Maybe you're not expecting your XC90 to be much of a sports car, but I did with my S60 T5. That was probably a mistake going into it, but at the time (right after an accident that totalled my 325i), i wanted safety out the wazoo also.


----------



## Spiderm0n (Dec 19, 2001)

rumratt said:


> All that matters is total cost of ownership.


 :stupid:

I plan on keeping my 330xi 10 years. I have 32k miles on it after 3 years. If I assume its worth $0 after 10 years its still not a bad deal.


----------



## AF (Dec 21, 2001)

rumratt said:


> If you're not craving anything more, then I guess I agree with you. :thumbup: But I know I'd rather drive an M3 or a Porsche 911 than get a new 330 every year. :dunno:


What makes you think drivng an M3 is any more fun or better then the RX8 ... or for that matter driving a 911 ... yes these cars are faster and I am sure they are incredibly fun also but so is the RX8 or for that matter so is an RSX type S. More money does not always translate into more fun ...



rumratt said:


> All that matters is total cost of ownership. Buying a new 40K car every year and trading it costs maybe $10,000/year, right? Make that 2 cars and you are up to $15-20K per year. For that budget I MUCH rather be driving an $80-100K car and have the same total cost by either a) keeping it for a few years, or b) if I know I want it for the short term only, buying it slightly used so that someone else pays the first year hit.
> 
> I guess it really boils down to what you enjoy more: having a new "330-like" car every year, or having a "911-like" car every 3-4 years (or a slightly used 911-like car every 1-2 years. The first option would be my least favorite, that's all. :brent:


I understand your logic on this but don't agree ... currently I have some of the best vehicles available for *my *needs.
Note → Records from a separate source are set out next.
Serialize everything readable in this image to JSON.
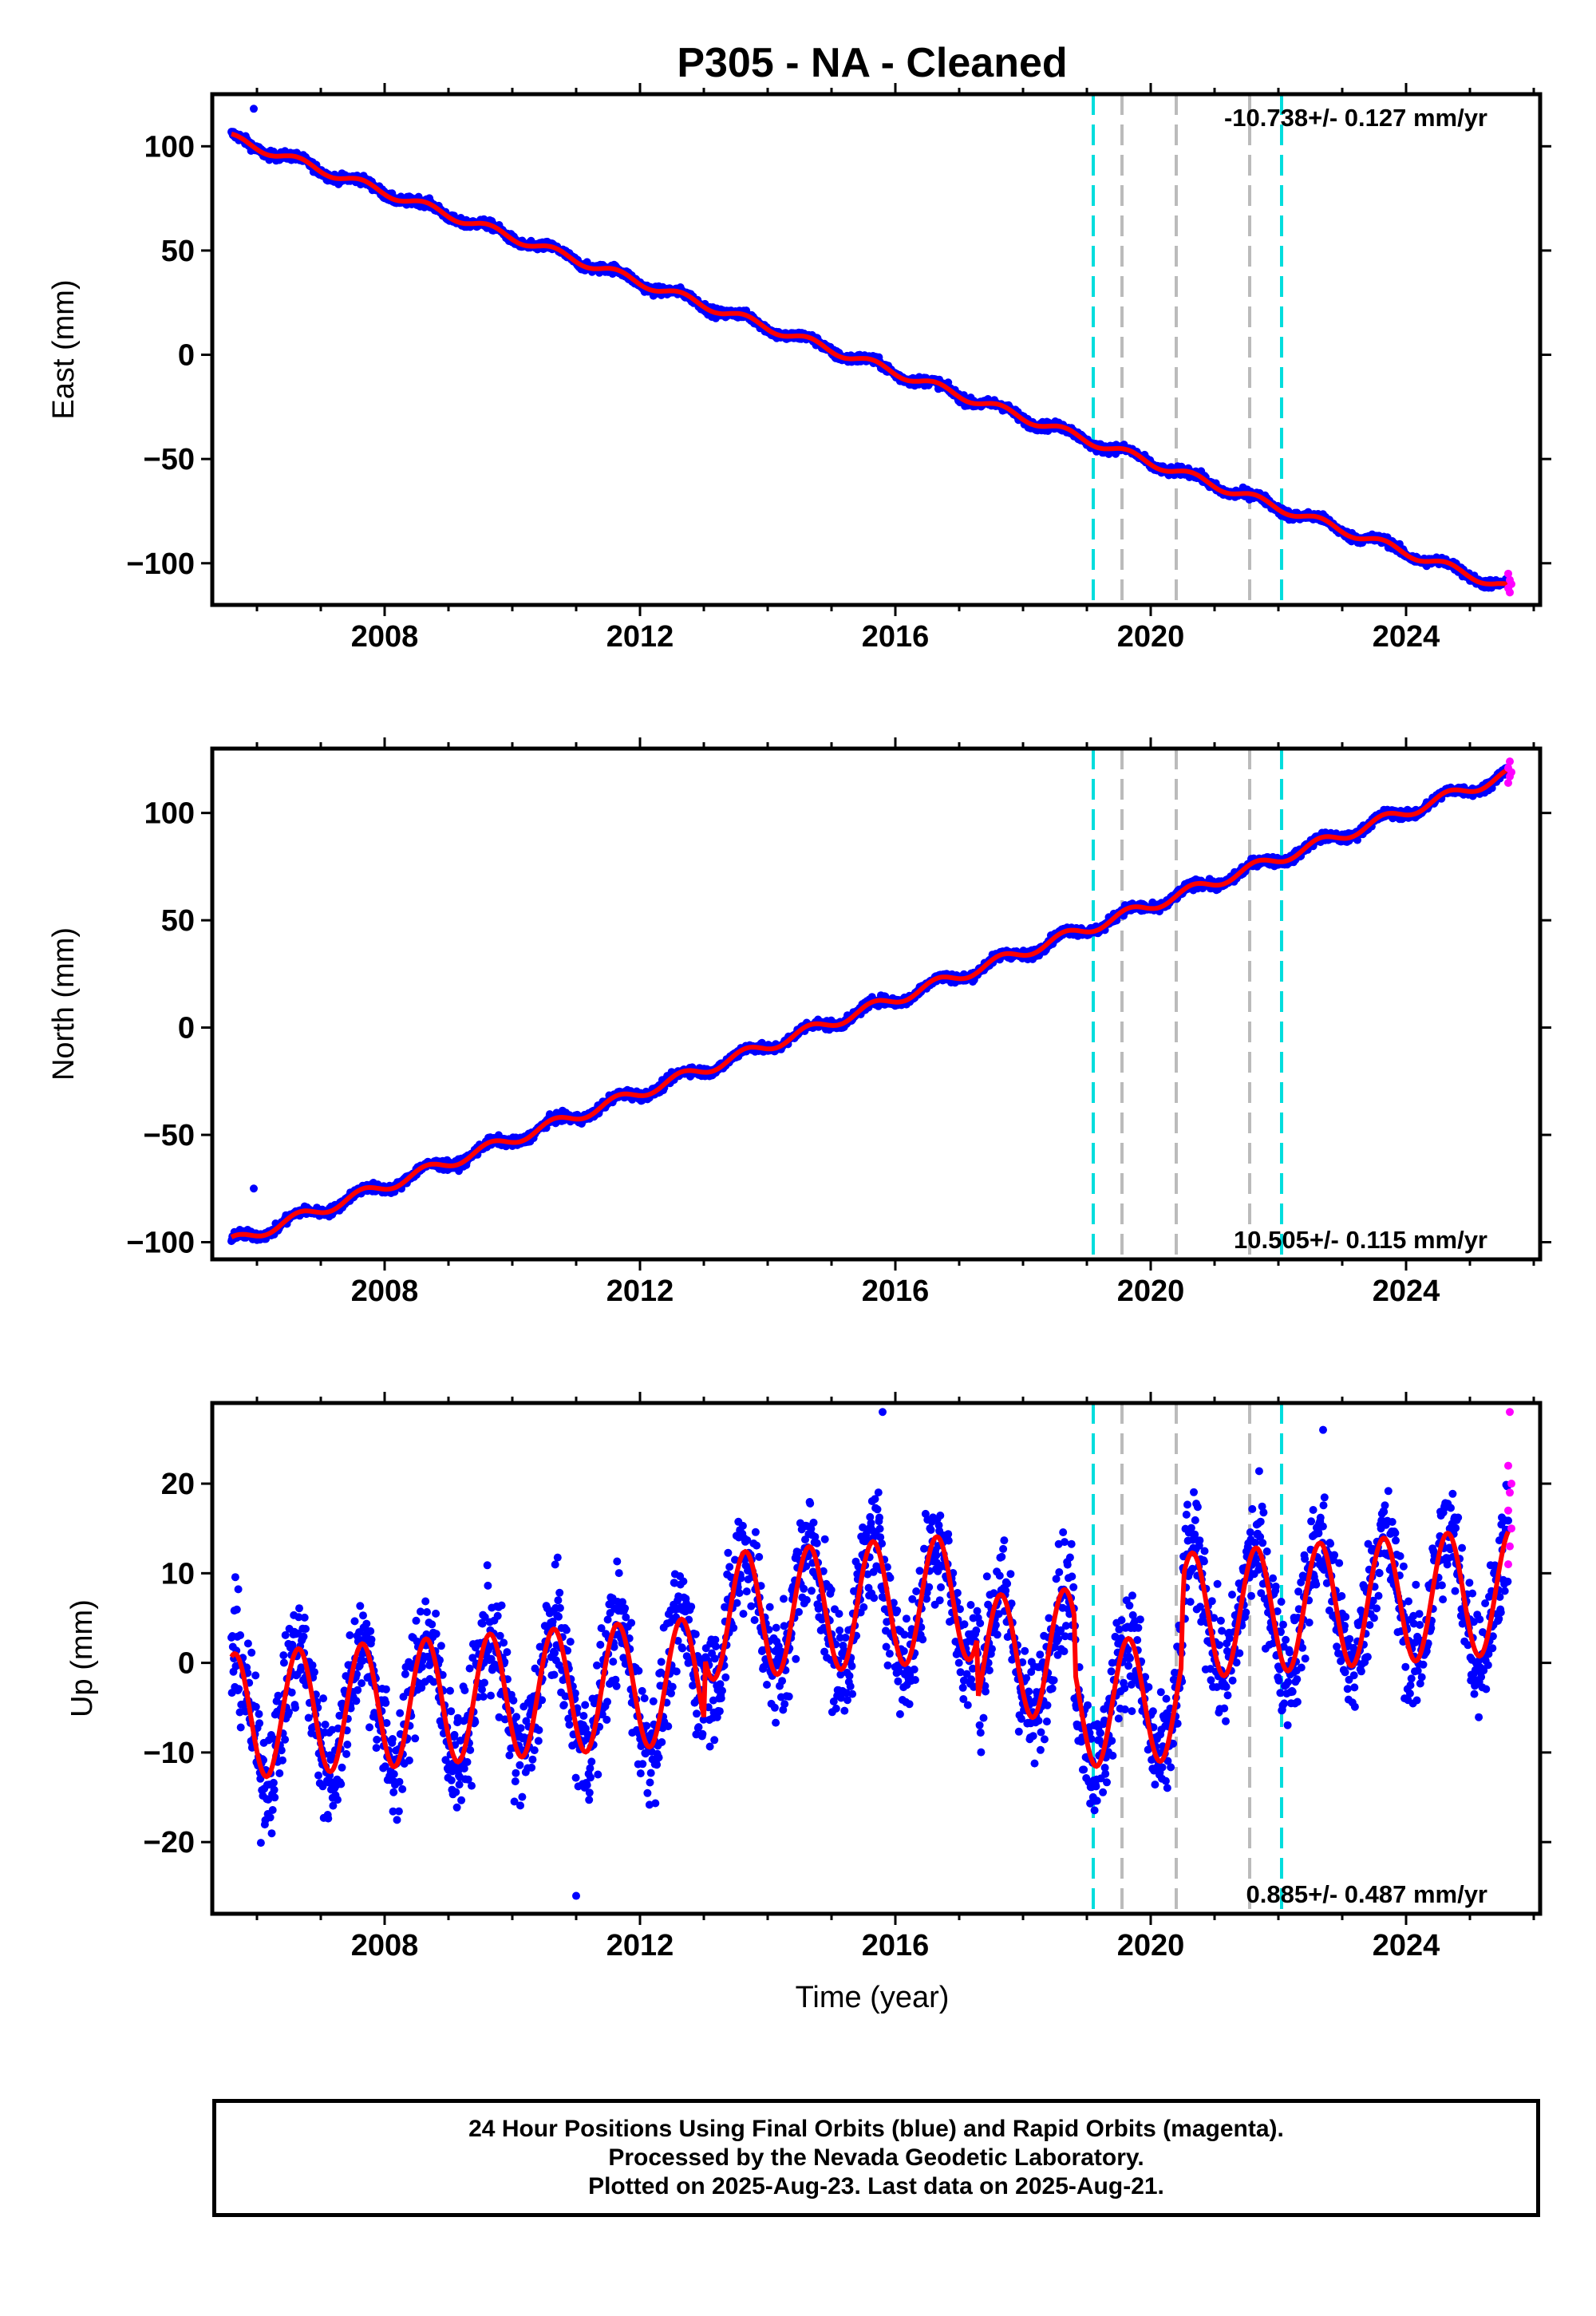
{
  "chart_data": {
    "title": "P305  - NA - Cleaned",
    "xlabel": "Time (year)",
    "xlim": [
      2005.3,
      2026.1
    ],
    "xticks": [
      2008,
      2012,
      2016,
      2020,
      2024
    ],
    "xtick_labels": [
      "2008",
      "2012",
      "2016",
      "2020",
      "2024"
    ],
    "minor_xtick_step": 1,
    "vlines": [
      {
        "x": 2019.1,
        "color": "#00dddd",
        "style": "dashed"
      },
      {
        "x": 2019.55,
        "color": "#bbbbbb",
        "style": "dashed"
      },
      {
        "x": 2020.4,
        "color": "#bbbbbb",
        "style": "dashed"
      },
      {
        "x": 2021.55,
        "color": "#bbbbbb",
        "style": "dashed"
      },
      {
        "x": 2022.05,
        "color": "#00dddd",
        "style": "dashed"
      }
    ],
    "colors": {
      "final": "#0000ff",
      "rapid": "#ff00ff",
      "model": "#ff0000"
    },
    "panels": [
      {
        "type": "scatter",
        "ylabel": "East (mm)",
        "ylim": [
          -120,
          125
        ],
        "yticks": [
          -100,
          -50,
          0,
          50,
          100
        ],
        "ytick_labels": [
          "−100",
          "−50",
          "0",
          "50",
          "100"
        ],
        "rate_label": "-10.738+/- 0.127 mm/yr",
        "rate_position": "top-right",
        "series": [
          {
            "name": "Final Orbits (blue)",
            "x_range": [
              2005.6,
              2025.6
            ],
            "start": 104,
            "end": -112,
            "seasonal_amp": 2,
            "scatter": 1.5
          },
          {
            "name": "Rapid Orbits (magenta)",
            "x_range": [
              2025.6,
              2025.65
            ],
            "values": [
              -105,
              -108,
              -110,
              -112,
              -114
            ]
          }
        ],
        "outliers": [
          {
            "x": 2005.95,
            "y": 118
          }
        ]
      },
      {
        "type": "scatter",
        "ylabel": "North (mm)",
        "ylim": [
          -108,
          130
        ],
        "yticks": [
          -100,
          -50,
          0,
          50,
          100
        ],
        "ytick_labels": [
          "−100",
          "−50",
          "0",
          "50",
          "100"
        ],
        "rate_label": "10.505+/- 0.115 mm/yr",
        "rate_position": "bottom-right",
        "series": [
          {
            "name": "Final Orbits (blue)",
            "x_range": [
              2005.6,
              2025.6
            ],
            "start": -100,
            "end": 118,
            "seasonal_amp": 2.5,
            "scatter": 1.5
          },
          {
            "name": "Rapid Orbits (magenta)",
            "x_range": [
              2025.6,
              2025.65
            ],
            "values": [
              114,
              117,
              119,
              121,
              124
            ]
          }
        ],
        "outliers": [
          {
            "x": 2005.95,
            "y": -75
          }
        ]
      },
      {
        "type": "scatter",
        "ylabel": "Up (mm)",
        "ylim": [
          -28,
          29
        ],
        "yticks": [
          -20,
          -10,
          0,
          10,
          20
        ],
        "ytick_labels": [
          "−20",
          "−10",
          "0",
          "10",
          "20"
        ],
        "rate_label": "0.885+/- 0.487 mm/yr",
        "rate_position": "bottom-right",
        "series": [
          {
            "name": "Final Orbits (blue)",
            "x_range": [
              2005.6,
              2025.6
            ],
            "start": -6,
            "end": 5,
            "seasonal_amp": 7,
            "scatter": 4.5
          },
          {
            "name": "Rapid Orbits (magenta)",
            "x_range": [
              2025.6,
              2025.65
            ],
            "values": [
              11,
              13,
              15,
              17,
              19,
              20,
              22,
              28
            ]
          }
        ],
        "outliers": [
          {
            "x": 2015.8,
            "y": 28
          },
          {
            "x": 2022.7,
            "y": 26
          },
          {
            "x": 2011.0,
            "y": -26
          }
        ]
      }
    ]
  },
  "footer": {
    "line1": "24 Hour Positions Using Final Orbits (blue) and Rapid Orbits (magenta).",
    "line2": "Processed by the Nevada Geodetic Laboratory.",
    "line3": "Plotted on 2025-Aug-23. Last data on 2025-Aug-21."
  }
}
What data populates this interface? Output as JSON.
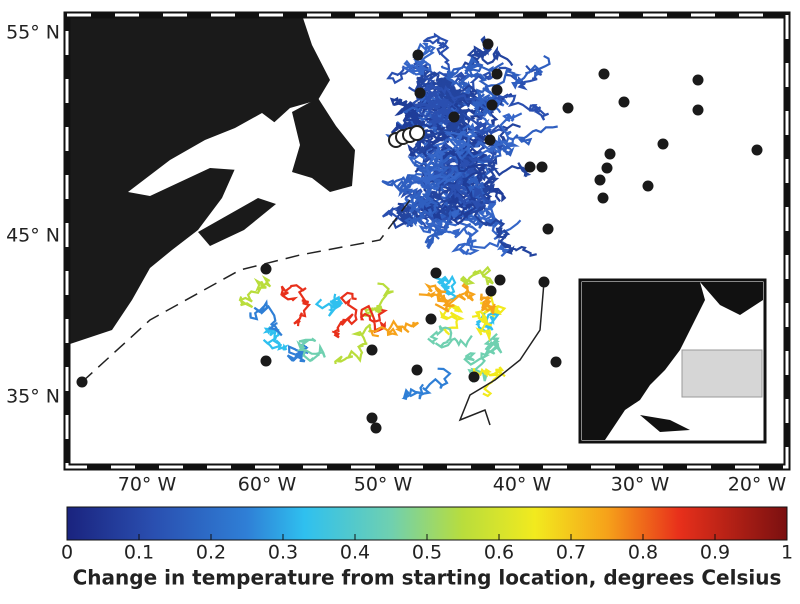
{
  "map": {
    "lat_labels": [
      "55° N",
      "45° N",
      "35° N"
    ],
    "lon_labels": [
      "70° W",
      "60° W",
      "50° W",
      "40° W",
      "30° W",
      "20° W"
    ]
  },
  "colorbar": {
    "lim": [
      0,
      1
    ],
    "ticks": [
      0,
      0.1,
      0.2,
      0.3,
      0.4,
      0.5,
      0.6,
      0.7,
      0.8,
      0.9,
      1
    ],
    "label": "Change in temperature from starting location, degrees Celsius"
  }
}
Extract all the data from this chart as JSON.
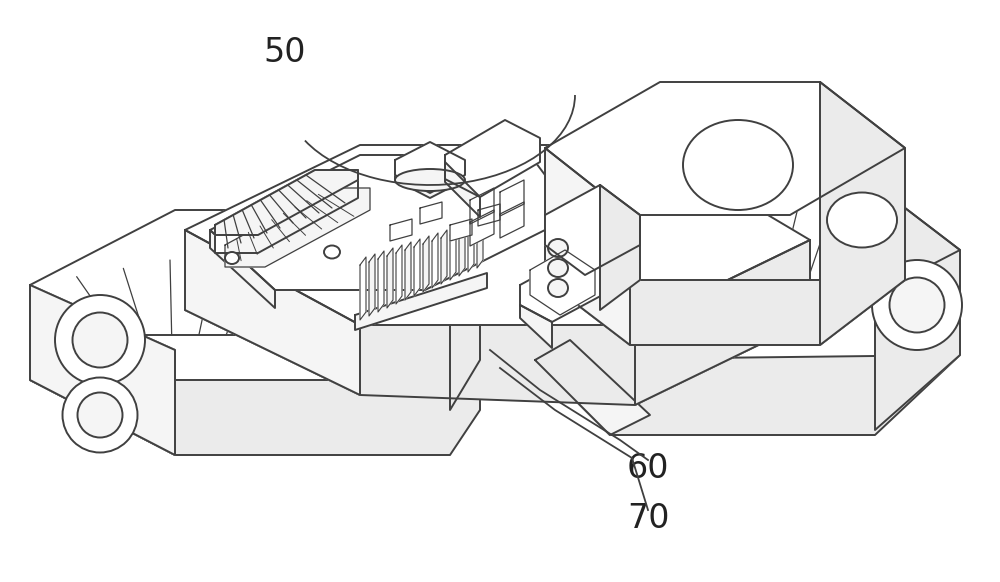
{
  "background_color": "#ffffff",
  "line_color": "#404040",
  "fill_white": "#ffffff",
  "fill_light": "#f5f5f5",
  "fill_mid": "#ebebeb",
  "fill_dark": "#e0e0e0",
  "label_50": "50",
  "label_60": "60",
  "label_70": "70",
  "figsize": [
    10.0,
    5.82
  ],
  "dpi": 100
}
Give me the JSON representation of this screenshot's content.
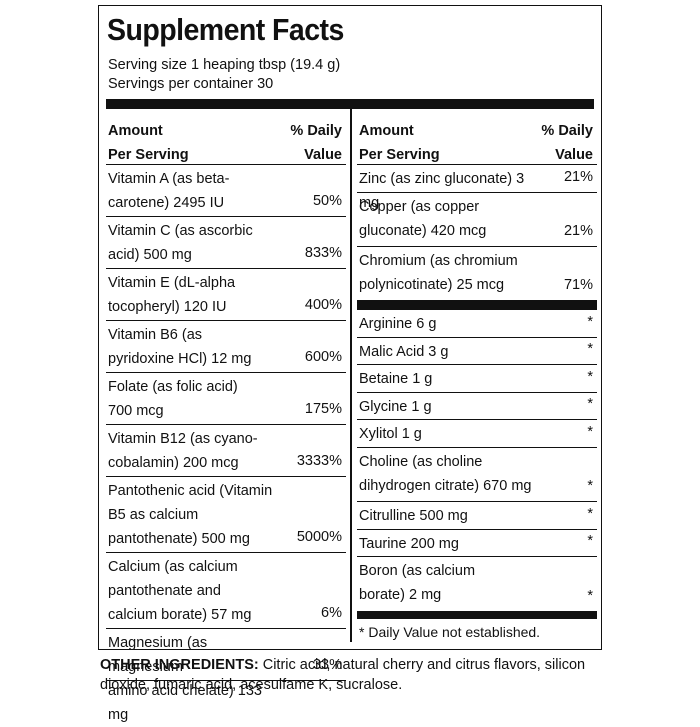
{
  "title": "Supplement Facts",
  "serving_size": "Serving size 1 heaping tbsp (19.4 g)",
  "servings_per_container": "Servings per container 30",
  "header": {
    "amount_line1": "Amount",
    "amount_line2": "Per Serving",
    "dv_line1": "% Daily",
    "dv_line2": "Value"
  },
  "left_rows": [
    {
      "line1": "Vitamin A (as beta-",
      "line2": "carotene)  2495 IU",
      "dv": "50%"
    },
    {
      "line1": "Vitamin C (as ascorbic",
      "line2": "acid) 500 mg",
      "dv": "833%"
    },
    {
      "line1": "Vitamin E (dL-alpha",
      "line2": "tocopheryl) 120 IU",
      "dv": "400%"
    },
    {
      "line1": "Vitamin B6 (as",
      "line2": "pyridoxine HCl) 12 mg",
      "dv": "600%"
    },
    {
      "line1": "Folate (as folic acid)",
      "line2": "700 mcg",
      "dv": "175%"
    },
    {
      "line1": "Vitamin B12 (as cyano-",
      "line2": "cobalamin) 200 mcg",
      "dv": "3333%"
    },
    {
      "line1": "Pantothenic acid (Vitamin",
      "line2": "B5 as calcium",
      "line3": "pantothenate) 500 mg",
      "dv": "5000%"
    },
    {
      "line1": "Calcium (as calcium",
      "line2": "pantothenate and",
      "line3": "calcium borate) 57 mg",
      "dv": "6%"
    },
    {
      "line1": "Magnesium (as magnesium",
      "line2": "amino acid chelate) 133 mg",
      "dv": "33%"
    }
  ],
  "right_rows_top": [
    {
      "line1": "Zinc (as zinc gluconate) 3 mg",
      "dv": "21%"
    },
    {
      "line1": "Copper (as copper",
      "line2": "gluconate) 420 mcg",
      "dv": "21%"
    },
    {
      "line1": "Chromium (as chromium",
      "line2": "polynicotinate) 25 mcg",
      "dv": "71%"
    }
  ],
  "right_rows_bottom": [
    {
      "line1": "Arginine  6 g",
      "dv": "*"
    },
    {
      "line1": "Malic Acid 3 g",
      "dv": "*"
    },
    {
      "line1": "Betaine 1 g",
      "dv": "*"
    },
    {
      "line1": "Glycine 1 g",
      "dv": "*"
    },
    {
      "line1": "Xylitol 1 g",
      "dv": "*"
    },
    {
      "line1": "Choline (as choline",
      "line2": "dihydrogen citrate) 670 mg",
      "dv": "*"
    },
    {
      "line1": "Citrulline  500 mg",
      "dv": "*"
    },
    {
      "line1": "Taurine 200 mg",
      "dv": "*"
    },
    {
      "line1": "Boron (as calcium",
      "line2": "borate)  2 mg",
      "dv": "*"
    }
  ],
  "footnote": "* Daily Value not established.",
  "other_ingredients_label": "OTHER INGREDIENTS:",
  "other_ingredients_text": " Citric acid, natural cherry and citrus flavors, silicon dioxide, fumaric acid, acesulfame K, sucralose."
}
A sports car for my drives to the office and back plus for some backroad driving on the weekends plus I could take one or two of my kids. Heck my neighbor with his Ferrari 348 was freaking out over the RX8 ...

An Audi A6 with a twin turbo (S4 engine) AWD wagon with all the luxuries you could want and fits all of my kids comfortably while having the abiity to drive through rain and snow while maintianing the german sporty drive we like.

An SUV that is perfect as the family mobile plus it is one of the best SUV's on the market today for a family of 4 or 5 plus at $45k it isn't too cheap either but it's not too expensive. Also fast as h*ll, smooth as butter and actually handles the road very well.

If the Audi warranty wasn't almost $3k and wasn't ending soon then would be keeping it ...

BTW to top it off there is not a car payment on any of them where if I bought a car for an additional $40k I would probably have to finance $15k to $20k of it.


----------



## LeucX3 (Dec 26, 2001)

I think i need to get in the insurance biz...


----------



## brkf (May 26, 2003)

AF-RX8 said:


> I gotta take the time and go test drive one ... I love Honda's in general and a part of me is saying, be reasonable and get an Accord EX V6 or Mazda 6 but another part of me loves the feel of the german cars.


Mazda3s Hatch. Perfect little run-about. Solid handling, nice interior and the engine's perky. Good room too.

If the Mazdaspeed3 Hatch exists in 2006, that'd be my choice.


----------



## swchang (Oct 5, 2003)

Of that list, I vote TL. I was super impressed with its power, handling, comfort, luxury, and technology. The price was probably the biggest kick to the crotch, though. Wow, all that for that little? Acuras have got to be the best bang for your buck cars out there. I think if I were to have two cars right now where I had to get the most value for my money, I'd choose the Acura TL and the Mazda Miata (luxury sedan and sports car).

Good luck with your decision. When would you pull the trigger, anyway? If it's not for another year, this discussion is just for fun, as new cars will hit the lot soon. Maybe test drive an Acura RL, if you wait a little bit.


----------



## swchang (Oct 5, 2003)

blueguydotcom said:


> Mazda3s Hatch. Perfect little run-about. Solid handling, nice interior and the engine's perky. Good room too.
> 
> If the Mazdaspeed3 Hatch exists in 2006, that'd be my choice.


Also a great choice. Maybe you could check out the Sentra SE-R or Altima SE-R as well.


----------